O Debate sobre Soberania Tecnológica

Uma dimensão frequentemente subestimada no debate refere-se à questão da soberania tecnológica. Artigo publicado pelo O Globo em fevereiro de 2026 alertou que sem inteligência artificial brasileira, não haverá soberania digital, competitividade industrial ou preservação da identidade cultural nacional frente à penetração de sistemas desenvolvidos em outras jurisdições.

Essa perspectiva introduz elemento adicional na discussão: a opção regulatória brasileira não pode ser avaliada exclusivamente em função de modelos externos, devendo considerar o projeto de país que se deseja construir. A dependência de sistemas de IA desenvolvidos em economias com valores e interesses distintos pode gerar vulnerabilidades estratégicas que regulação doméstica não consegue mitigar.

O PL 2338/2023, nessa leitura, representa oportunidade de afirmar direção própria para o desenvolvimento tecnológico nacional, estabelecendo parâmetros que reflitam prioridades brasileiras e criando condições para emergência de ecossistema doméstico de IA responsável.

A Questão da Implementação e Capacidades Institucionais

Independentemente da opção regulatória adotada, existe convergência sobre a importância de capacidades institucionais para implementação do marco legal.

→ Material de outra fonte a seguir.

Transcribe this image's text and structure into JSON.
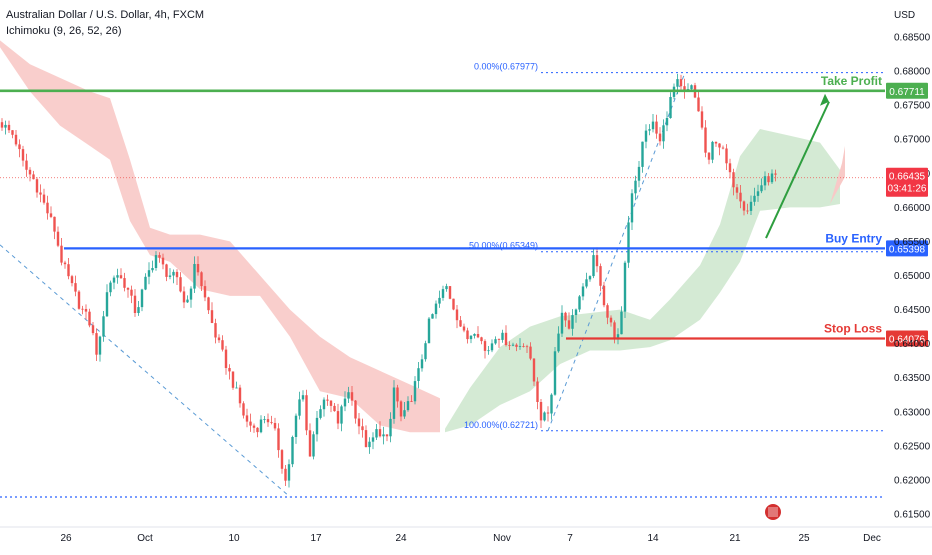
{
  "header": {
    "symbol_line": "Australian Dollar / U.S. Dollar, 4h, FXCM",
    "indicator_line": "Ichimoku (9, 26, 52, 26)"
  },
  "chart_data": {
    "type": "candlestick",
    "currency_label": "USD",
    "y_ticks": [
      "0.68500",
      "0.68000",
      "0.67500",
      "0.67000",
      "0.66500",
      "0.66000",
      "0.65500",
      "0.65000",
      "0.64500",
      "0.64000",
      "0.63500",
      "0.63000",
      "0.62500",
      "0.62000",
      "0.61500"
    ],
    "ylim": [
      0.6135,
      0.6877
    ],
    "x_ticks": [
      "26",
      "Oct",
      "10",
      "17",
      "24",
      "Nov",
      "7",
      "14",
      "21",
      "25",
      "Dec"
    ],
    "levels": [
      {
        "name": "Take Profit",
        "label": "Take Profit",
        "value": 0.67711,
        "value_label": "0.67711",
        "color": "#4caf50"
      },
      {
        "name": "Buy Entry",
        "label": "Buy Entry",
        "value": 0.65398,
        "value_label": "0.65398",
        "color": "#2962ff"
      },
      {
        "name": "Stop Loss",
        "label": "Stop Loss",
        "value": 0.64076,
        "value_label": "0.64076",
        "color": "#e53935"
      }
    ],
    "current_price": {
      "value": 0.66435,
      "label": "0.66435",
      "countdown": "03:41:26",
      "color": "#f23645"
    },
    "fibonacci": [
      {
        "label": "0.00%(0.67977)",
        "value": 0.67977
      },
      {
        "label": "50.00%(0.65349)",
        "value": 0.65349
      },
      {
        "label": "100.00%(0.62721)",
        "value": 0.62721
      }
    ],
    "support_line": {
      "value": 0.6175
    },
    "bull_color": "#26a69a",
    "bear_color": "#ef5350",
    "cloud_bear_color": "#f8c9c7",
    "cloud_bull_color": "#cfe8cf",
    "close_path": [
      [
        0,
        0.6725
      ],
      [
        14,
        0.6705
      ],
      [
        24,
        0.666
      ],
      [
        34,
        0.664
      ],
      [
        44,
        0.6605
      ],
      [
        54,
        0.657
      ],
      [
        62,
        0.652
      ],
      [
        70,
        0.649
      ],
      [
        80,
        0.6455
      ],
      [
        90,
        0.643
      ],
      [
        98,
        0.638
      ],
      [
        106,
        0.6475
      ],
      [
        116,
        0.6505
      ],
      [
        126,
        0.6485
      ],
      [
        136,
        0.6445
      ],
      [
        146,
        0.6495
      ],
      [
        156,
        0.653
      ],
      [
        166,
        0.6505
      ],
      [
        176,
        0.6495
      ],
      [
        186,
        0.6455
      ],
      [
        196,
        0.652
      ],
      [
        206,
        0.646
      ],
      [
        216,
        0.641
      ],
      [
        226,
        0.637
      ],
      [
        236,
        0.633
      ],
      [
        246,
        0.6285
      ],
      [
        256,
        0.6275
      ],
      [
        266,
        0.6295
      ],
      [
        276,
        0.6265
      ],
      [
        286,
        0.6195
      ],
      [
        294,
        0.6275
      ],
      [
        302,
        0.6335
      ],
      [
        310,
        0.6235
      ],
      [
        318,
        0.6305
      ],
      [
        328,
        0.6315
      ],
      [
        338,
        0.6285
      ],
      [
        348,
        0.6335
      ],
      [
        358,
        0.6285
      ],
      [
        368,
        0.6245
      ],
      [
        378,
        0.6275
      ],
      [
        388,
        0.6255
      ],
      [
        394,
        0.6335
      ],
      [
        402,
        0.6285
      ],
      [
        412,
        0.6325
      ],
      [
        420,
        0.6365
      ],
      [
        428,
        0.6425
      ],
      [
        436,
        0.6455
      ],
      [
        446,
        0.6485
      ],
      [
        456,
        0.6445
      ],
      [
        466,
        0.6405
      ],
      [
        476,
        0.6425
      ],
      [
        486,
        0.6385
      ],
      [
        496,
        0.6415
      ],
      [
        506,
        0.6405
      ],
      [
        516,
        0.6395
      ],
      [
        526,
        0.6405
      ],
      [
        534,
        0.6345
      ],
      [
        542,
        0.6285
      ],
      [
        550,
        0.6305
      ],
      [
        556,
        0.6405
      ],
      [
        562,
        0.6445
      ],
      [
        570,
        0.6425
      ],
      [
        578,
        0.6465
      ],
      [
        586,
        0.6485
      ],
      [
        594,
        0.6525
      ],
      [
        600,
        0.6495
      ],
      [
        606,
        0.6445
      ],
      [
        614,
        0.6415
      ],
      [
        620,
        0.6405
      ],
      [
        626,
        0.6545
      ],
      [
        632,
        0.6625
      ],
      [
        638,
        0.6655
      ],
      [
        644,
        0.6705
      ],
      [
        652,
        0.6725
      ],
      [
        660,
        0.6695
      ],
      [
        668,
        0.6745
      ],
      [
        676,
        0.6785
      ],
      [
        684,
        0.6765
      ],
      [
        692,
        0.6775
      ],
      [
        700,
        0.6735
      ],
      [
        708,
        0.6655
      ],
      [
        714,
        0.6705
      ],
      [
        722,
        0.6685
      ],
      [
        730,
        0.6645
      ],
      [
        738,
        0.6625
      ],
      [
        746,
        0.6595
      ],
      [
        754,
        0.6615
      ],
      [
        762,
        0.6635
      ],
      [
        770,
        0.6645
      ],
      [
        776,
        0.66435
      ]
    ]
  }
}
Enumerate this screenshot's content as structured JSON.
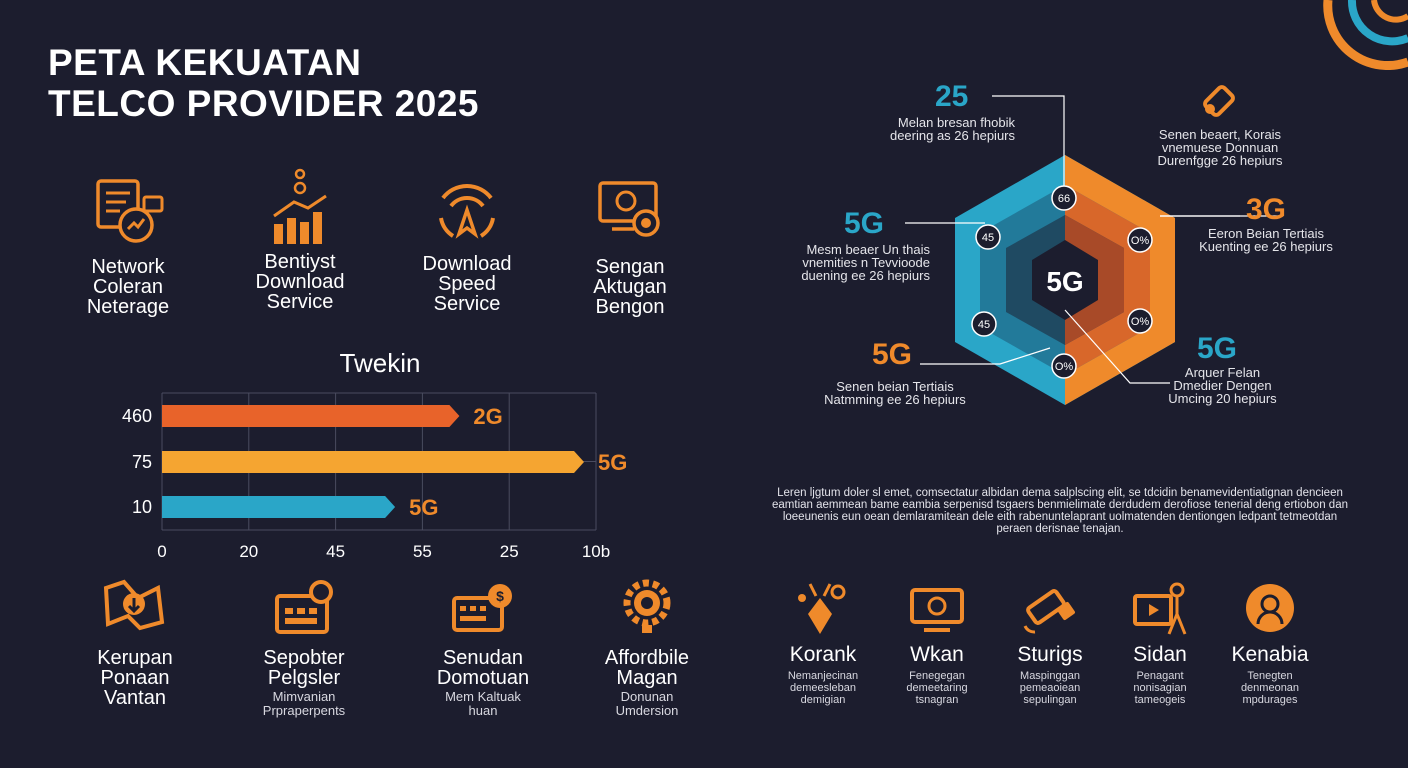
{
  "title": "PETA KEKUATAN\nTELCO PROVIDER 2025",
  "colors": {
    "background": "#1c1d2e",
    "orange": "#ef8a2b",
    "orange_dark": "#e8632a",
    "amber": "#f5a531",
    "blue": "#2aa6c8"
  },
  "features": [
    {
      "icon": "document-chart-icon",
      "label": "Network\nColeran\nNeterage"
    },
    {
      "icon": "bar-chart-icon",
      "label": "Bentiyst\nDownload\nService"
    },
    {
      "icon": "wifi-signal-icon",
      "label": "Download\nSpeed\nService"
    },
    {
      "icon": "monitor-badge-icon",
      "label": "Sengan\nAktugan\nBengon"
    }
  ],
  "chart_data": {
    "type": "bar",
    "title": "Twekin",
    "orientation": "horizontal",
    "categories": [
      "460",
      "75",
      "10"
    ],
    "values": [
      74,
      105,
      58
    ],
    "bar_labels": [
      "2G",
      "5G",
      "5G"
    ],
    "x_tick_labels": [
      "0",
      "20",
      "45",
      "55",
      "25",
      "10b"
    ],
    "grid": true
  },
  "bottom_left": [
    {
      "icon": "graph-download-icon",
      "label": "Kerupan\nPonaan\nVantan",
      "sub": ""
    },
    {
      "icon": "calendar-dashboard-icon",
      "label": "Sepobter\nPelgsler",
      "sub": "Mimvanian\nPrpraperpents"
    },
    {
      "icon": "card-dollar-icon",
      "label": "Senudan\nDomotuan",
      "sub": "Mem Kaltuak\nhuan"
    },
    {
      "icon": "gear-bulb-icon",
      "label": "Affordbile\nMagan",
      "sub": "Donunan\nUmdersion"
    }
  ],
  "hexagon": {
    "center": "5G",
    "nodes": [
      "66",
      "45",
      "O%",
      "45",
      "O%",
      "O%"
    ],
    "callouts": [
      {
        "big": "25",
        "text": "Melan bresan fhobik\ndeering as 26 hepiurs"
      },
      {
        "big": "",
        "text": "Senen beaert, Korais\nvnemuese Donnuan\nDurenfgge 26 hepiurs"
      },
      {
        "big": "5G",
        "text": "Mesm beaer Un thais\nvnemities n Tevvioode\nduening ee 26 hepiurs"
      },
      {
        "big": "3G",
        "text": "Eeron Beian Tertiais\nKuenting ee 26 hepiurs"
      },
      {
        "big": "5G",
        "text": "Senen beian Tertiais\nNatmming ee 26 hepiurs"
      },
      {
        "big": "5G",
        "text": "Arquer Felan\nDmedier Dengen\nUmcing 20 hepiurs"
      }
    ]
  },
  "paragraph": "Leren ljgtum doler sl emet, comsectatur albidan dema salplscing elit, se tdcidin benamevidentiatignan dencieen eamtian aemmean bame eambia serpenisd tsgaers benmielimate derdudem derofiose tenerial deng ertiobon dan loeeunenis eun oean demlaramitean dele eith rabenuntelaprant uolmatenden dentiongen ledpant tetmeotdan peraen derisnae tenajan.",
  "bottom_right": [
    {
      "icon": "tower-signal-icon",
      "label": "Korank",
      "sub": "Nemanjecinan\ndemeesleban\ndemigian"
    },
    {
      "icon": "monitor-dollar-icon",
      "label": "Wkan",
      "sub": "Fenegegan\ndemeetaring\ntsnagran"
    },
    {
      "icon": "satellite-icon",
      "label": "Sturigs",
      "sub": "Maspinggan\npemeaoiean\nsepulingan"
    },
    {
      "icon": "presentation-icon",
      "label": "Sidan",
      "sub": "Penagant\nnonisagian\ntameogeis"
    },
    {
      "icon": "user-headset-icon",
      "label": "Kenabia",
      "sub": "Tenegten\ndenmeonan\nmpdurages"
    }
  ]
}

Críticos apontam que o Brasil historicamente enfrenta dificuldades na implementação de marcos regulatórios complexos, com órgãos reguladores frequentemente desprovidos de recursos, pessoal qualificado e infraestrutura técnica para exercer suas funções de forma efetiva.

O modelo de governança proposto no PL 2338/2023, que prevê a criação do Sistema Nacional para Desenvolvimento, Regulação e Governança de Inteligência Artificial, demandará investimentos significativos em estrutura institucional. A articulação entre múltiplos atores governamentais, acadêmicos e do setor produtivo impõe desafios de coordenação que não devem ser subestimados.

A experiência de implementação da Lei Geral de Proteção de Dados Pessoais oferece lições pertinentes: apesar de marco legal amplamente elogiado, a aplicação efetiva ainda enfrenta obstáculos relacionados a capacidades técnicas, interpretação jurisprudencial e práticas de conformidade das organizações.

Pontos de Convergência e Direções Futuras

Apesar das divergências descritas, é possível identificar áreas de convergência entre as diferentes perspectivas. Existe acordo geral sobre a importância de princípios como transparência, não discriminação e responsabilização no desenvolvimento e uso de sistemas de IA. A divergência concentra-se menos em objetivos finais e mais em mecanismos de implementação e nível de prescrição normativa.

Também há reconhecimento de que o cenário tecnológico evolui com velocidade que supera ciclos legislativos tradicionais, exigindo marcos regulatórios com capacidade adaptativa. A inclusão de mecanismos de revisão periódica e a articulação com autoridades setoriais emerge como estratégia para lidar com essa incerteza estrutural.

O calendário regulatório internacional, especialmente a entrada em vigor de obrigações de transparência do AI Act europeu em agosto de 2026, cria pressão adicional para que o Brasil defina sua posição. O alinhamento ou divergência em relação a padrões internacionais terá implicações para negócios brasileiros que operam em cadeias globais de valor.

Considerações Finais

O debate sobre o marco regulatório da inteligência artificial no Brasil revela tensão estrutural entre imperativos de inovação, proteção de direitos e afirmação de soberania tecnológica. Não existem respostas simples ou soluções universalmente válidas para os desafios que a tecnologia apresenta.

O processo legislativo em curso oferece oportunidade para que a sociedade brasileira defina seus próprios parâmetros de governança, considerando circunstâncias específicas do ecossistema nacional. A qualidade do debate parlamentar e a participação informada de múltiplos stakeholders determinarão, em última análise, a eficácia do marco que emerge desse processo.

A regulação de IA não deve ser vista como fim em si mesmo, mas como instrumento para a construção de sociedade mais justa, eficiente e soberana. Qualquer que seja a opção regulatória adotada, sua implementação efetiva dependerá de investimentos em capacidades institucionais, educação tecnológica e participação social contínua.